We ended up actually getting our genetic testing results in person. I was of course not expecting that especially seeing as if I had an emotional reaction I would be in the doctor’s office… but when we went to our room the nurse let us know the doctor would be in shortly and she had our results! OH. MY. GOD. I think I instantly started to sweat. My practice recently brought on a second doctor and she was the one on duty that day. I was not pleased to not see my normal doctor that knew my history but I didn’t have a choice.
She came in with her laptop and told us of the 5 embryos we sent for testing, 3 EMBRYOS WERE GENETICALLY HEALTHY!!!!! We literally almost didn’t believe her when she told us. This was amazing news. After the testosterone infection, allergic reaction to medications… all of this struggle was worth it. 3 more chances to get to our miracle baby.
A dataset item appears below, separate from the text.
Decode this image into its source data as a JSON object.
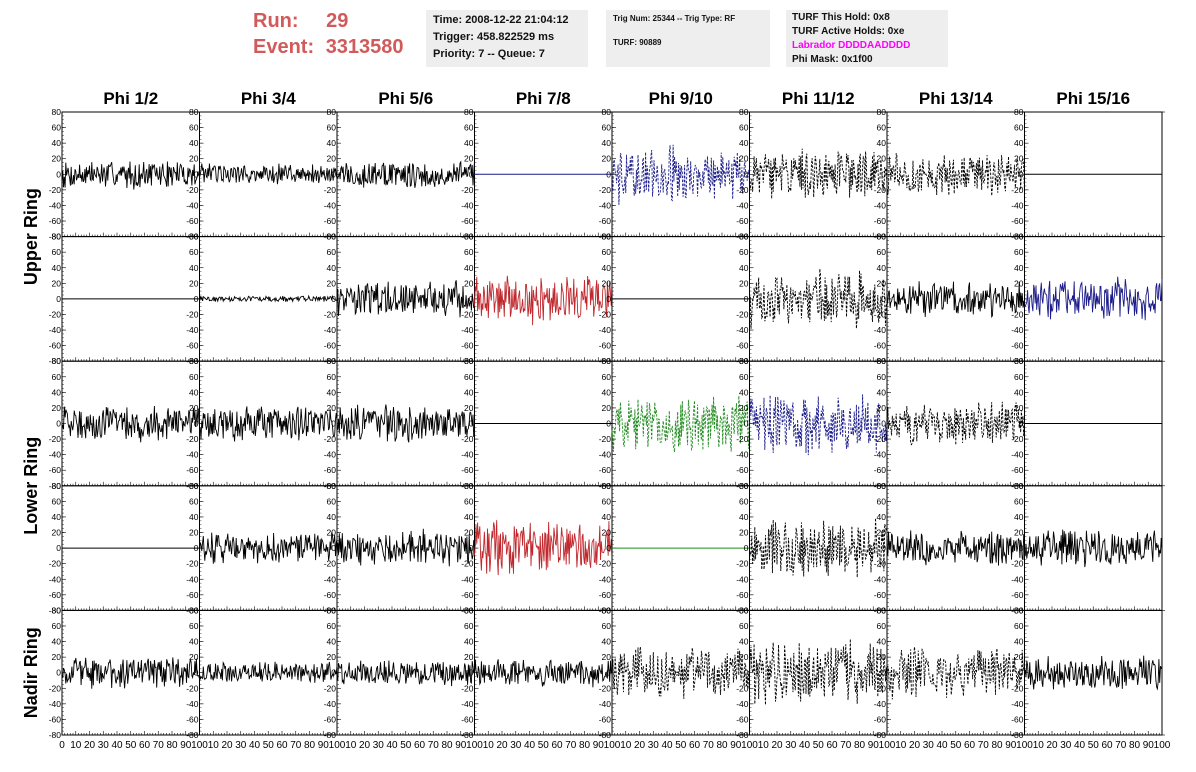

So total, we have 4 frozen embryos waiting for us (1 from IVF #2). It’s so surreal to even say that out loud. We have been fighting our asses off to get these chances and they are all so very precious.
Next Steps: FET (Frozen Embryo Transfer)
We are currently in the midst of our FET prep and I plan to do another blog post with tips for prepping for Embryo Transfer if you would find that helpful. I think at this point, it’s so nice to know that our chances don’t just ride on 1 egg. You know EVERYONE love to tell us that it just takes 1… but when you have been down the route, done the extremely expensive genetic testing, and still come out with a negative result, it’s hard to see that 1 egg in the same way. We feel so grateful to be looking into the future and have these precious chances to get to our baby. We will continue to keep you guys updated. I also want to thank you all from the bottom of our hearts, for every comment, dm, text, email of support. It’s a beautiful community we have created here together and it’s my privilege to be able to share with journey with you all. You might never know the extent of how much your love and support means to me but I will continue to get down on my knees and thank you every single day. You all mean the world to me.
And to all my friends out there fighting this fight, hold your head up as high as you can, I am with you. Stay strong.